Nonsense correlations and how to avoid them
This statistical error is common in systems neuroscience. Fortunately, straightforward methods can help you prevent it.
In 2021, neuroscientist Guido Meijer reported a seemingly bizarre finding—70 percent of neurons in the mouse brain correlated with fluctuations in the price of cryptocurrency. Meijer wasn’t trying to suggest that mice follow the crypto market. Rather, the study was a satirical demonstration of a common type of statistical error called nonsense correlations, which can occur between two unrelated variables that both evolve slowly over time.
Nonsense correlations are an altogether too common issue in systems neuroscience that can crop up whenever researchers incorrectly assume that samples in a study are statistically independent. Simultaneously recorded neurons are not statistically independent, nor are successive time points or trials in a recording. Human and animal behavior often changes slowly across an experimental session. Neuronal firing rates show slow drifts with time, leading to correlations between successive time points. Measurement errors, such as those due to brain movement, also show slow correlated drifts. Assuming samples are independent when these slow drifts are present can lead to the detection of nonsense correlations between unrelated variables—like neuronal activity and the price of cryptocurrency.
Consider a behavioral experiment in which the state of the world changes a few times during the experiment. In a decision-making task my group uses as part of the International Brain Lab, for example, sensory stimuli appear on the left or right of a head-fixed mouse according to a given probability. That probability changes every 100 trials or so, creating a block-like structure that is correlated across trials. Neuronal firing rates will also be correlated across trials because of technical phenomena, such as electrode drift, which are unrelated to the blocks. So if a neuron recorded for the first 100 trials of the experiment is then lost to drift, and if the first 100 trials happened to be a left block, traditional statistics would indicate a strong correlation between the block and neuronal firing, even though the neuron has no genuine relationship with the block.
Fortunately, many statistical approaches work even in the presence of non-independent trials. How can a scientist make sure to use valid statistics? The first and most important step is to actually care. If you are not worried about using invalid statistical methods, you are probably using them.
T
he best approach is to use randomization tests, which are almost foolproof and require only randomized experiments. In a randomized experiment, the experimenter controls one set of variables, X, according to a known probabilistic rule (the vector X stands for many variables together, such as the block identity of each trial) and measures a second set of variables, Y, such as the neuronal firing rates on each trial. The experimenter defines a test statistic, T(X,Y) and compares its actual value with a “null distribution” obtained by repeatedly and randomly redrawing X’ using the same probabilistic rules that originally generated X and recomputing the test statistic T(X’,Y). Under the null hypothesis that X has no effect on Y, the percentile of the test statistic within the null distribution gives a valid p-value. Randomization tests are easy to apply, difficult to get wrong and make no assumptions. They are thus one of the strongest available defenses against invalid statistics.Randomization tests can work even when successive trials and simultaneously recorded neurons are correlated.

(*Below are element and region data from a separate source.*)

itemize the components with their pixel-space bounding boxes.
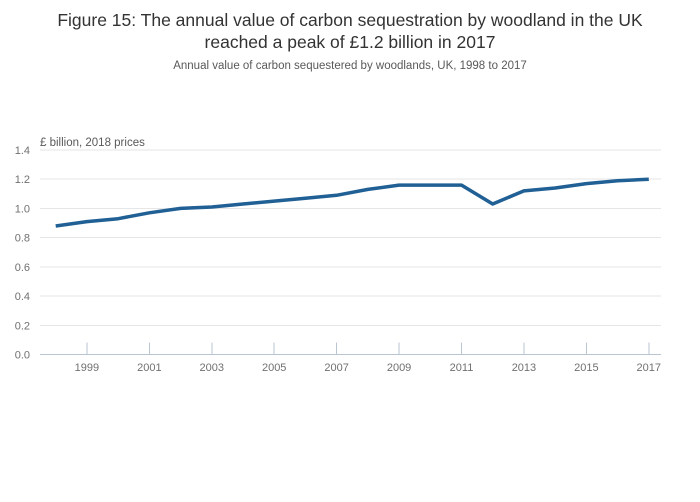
x-axis-tick-label: 2017: [637, 362, 661, 374]
chart-subtitle: Annual value of carbon sequestered by wo…: [173, 60, 527, 72]
y-axis-unit-label: £ billion, 2018 prices: [40, 137, 145, 149]
x-axis-tick-label: 2015: [574, 362, 598, 374]
x-axis-tick-label: 2013: [512, 362, 536, 374]
x-axis-tick-label: 1999: [75, 362, 99, 374]
y-axis-tick-label: 0.8: [15, 233, 30, 245]
y-axis-tick-label: 1.4: [15, 145, 30, 157]
y-axis-tick-label: 1.2: [15, 174, 30, 186]
x-axis-tick-label: 2009: [387, 362, 411, 374]
chart-title: Figure 15: The annual value of carbon se…: [57, 10, 643, 52]
x-axis-tick-label: 2003: [200, 362, 224, 374]
y-axis-tick-label: 0.0: [15, 350, 30, 362]
y-axis-tick-label: 0.4: [15, 291, 30, 303]
x-axis-tick-label: 2007: [324, 362, 348, 374]
x-axis-tick-label: 2011: [450, 362, 474, 374]
y-axis-tick-label: 1.0: [15, 203, 30, 215]
x-axis-tick-label: 2005: [262, 362, 286, 374]
data-line-carbon-value: [55, 177, 649, 228]
y-axis-tick-label: 0.6: [15, 262, 30, 274]
x-axis-tick-label: 2001: [137, 362, 161, 374]
y-axis-tick-label: 0.2: [15, 320, 30, 332]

To use a randomization test in this situation, the experimenter must first generate a null distribution by re-randomizing the entire experimental session, producing a “pseudosession.” In the previous example, the experimenter would repeatedly generate pseudosession block sequences X’ using the same probabilistic rules as in the original experiment. Under the null hypothesis that the neuronal activity sequence is independent of the block sequence, firing is just as correlated with the block sequence in any of these pseudosessions as in the original. We can use any test statistic T(X,Y): One example would be the accuracy with which we can predict the block from neuronal population activity on each trial. The percentile of the actual value T(X,Y) within the null distribution of the T(X’,Y) again gives a valid p-value for the null hypothesis that X has no effect on Y, even though both the block and neuronal activity show slow drifts.
The pseudosession approach can be used only for randomly generated variables. Other methods exist for variables that were not randomly generated, such as an model animal’s spontaneous behavior and neuronal activity. For example, the “session permutation test” compares the correlation of brain activity with simultaneous behavior against a null ensemble in which entire behavior traces have been shuffled between recording sessions. Further tests are available for other cases, some of which make assumptions that the independence of each trial is weaker than full independence.
Statistical analysis is often seen as an afterthought, and caring about valid statistics as pedantic nitpicking. But a scientist who does not use valid statistics can prove anything. If a study uses invalid statistics to support a splashy conclusion, there is particular reason to be skeptical. Second, don’t use methods you don’t understand. Randomization tests are simple; some other methods, such as the bootstrap, have a seductively simple appearance but fail in some circumstances. If you don’t know when a method works and when it fails, stick to something you really understand. Finally, design experiments that make statistical analysis easy. Randomize everything you can: every stimulus, every inter-trial interval, every reward. This extra care may enable you to validly test hypotheses you hadn’t even thought of when you started the experiment.